J’ai alors compris que sans prise de notes multimédia, comme des photos ou des enregistrements audio, il est impossible de capturer fidèlement ces préparations. Le carnet manuscrit ne se limite pas à des mots, il capte l’intensité des gestes, la rigueur des durées, la précision des doses. Cette révélation a complètement changé ma manière d’aborder l’apprentissage. J’ai ressenti une frustration profonde, comme si j’avais avancé dans le noir, alors que j’avais ce carnet sous la main. Ce choc a été brutal mais nécessaire.
Désormais, je sais que la richesse de ce patrimoine dépend de la rigueur dans la transcription. Cette découverte a remis en question ma méthode et mes acquis. J’ai compris que la mémoire seule ne pouvait pas porter la complexité des phases comme la ‘sa’ ou les 7 jours de macération. Ce que j’avais ignoré, c’était l’importance de capturer chaque nuance. Ce carnet, ce trésor manuscrit, m’a montré que sans traces, tout se perd, même dans la tradition orale la plus respectée.
Aujourd’hui, voilà ce que j’aurais fait différemment pour ne plus perdre ces savoirs précieux
Avec le recul, j’ai revu ma méthode d’apprentissage. J’aurais dû prendre un carnet dédié, notant scrupuleusement les termes tibétains exacts, les mesures ‘ser’, les durées précises comme les fameux 7 jours de macération. Ne rien laisser au hasard. Cette rigueur dans la prise de notes aurait été mon filet de sécurité, la promesse que je ne laisserais pas filer des détails vitaux. J’ai compris qu’écrire, c’est aussi s’approprier le savoir, le fixer là où la mémoire flanche.
J’aurais aussi accompagné ces notes de photos prises discrètement, montrant les plantes, les phases de préparation, les textures à chaque étape.

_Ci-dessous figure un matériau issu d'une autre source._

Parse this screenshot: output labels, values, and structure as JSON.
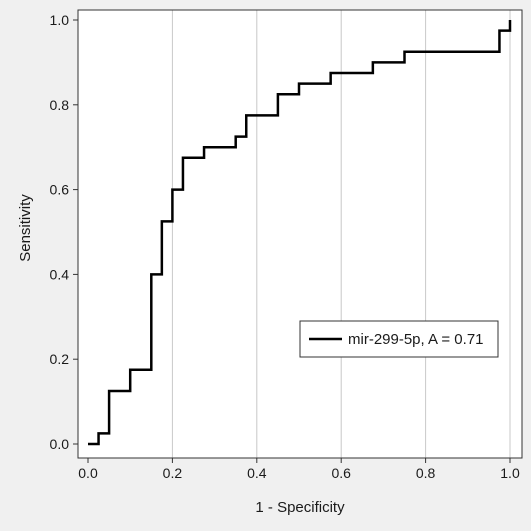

Les images renforcent la mémoire visuelle et permettent de revenir sur des détails que je ne peux pas toujours décrire avec des mots. Coupler cela à des enregistrements audio pour capter l’intonation et les explications du maître, sans interrompre le cours, aurait été un plus. Ces supports multimédias donnent un relief que le papier seul ne suffit pas toujours à transmettre.
Il y a quelques erreurs que je ne referais pas, j’en suis sûre : ne pas noter les étapes clés comme la filtration ‘sa’ ou la durée précise de la macération. Ignorer ces phases m’a coûté cher, tant en qualité du remède qu’en frustration. Je ne me fierais plus uniquement à la mémoire orale, même si le maître parle lentement ou répète. La mémoire est trop fragile face à la complexité des recettes traditionnelles. J’ai appris que la prise de notes est un geste respectueux, pas une trahison de la tradition.
- ne pas noter les étapes clés (filtration ‘sa’, macération)
- ignorer les temps précis de préparation
- se fier uniquement à la mémoire orale
au bout du compte, j’ai intégré que la transmission de ce savoir implique une discipline d’écriture, doublée de supports visuels et audio. Ce que j’aurais voulu savoir avant, c’est que cette méthode ne dénature pas la richesse orale, mais qu’elle est indispensable pour ne pas perdre la complexité des recettes. Aujourd’hui, je travaille avec un carnet précis et des outils numériques simples, pour que ces savoirs ne s’échappent plus entre mes doigts.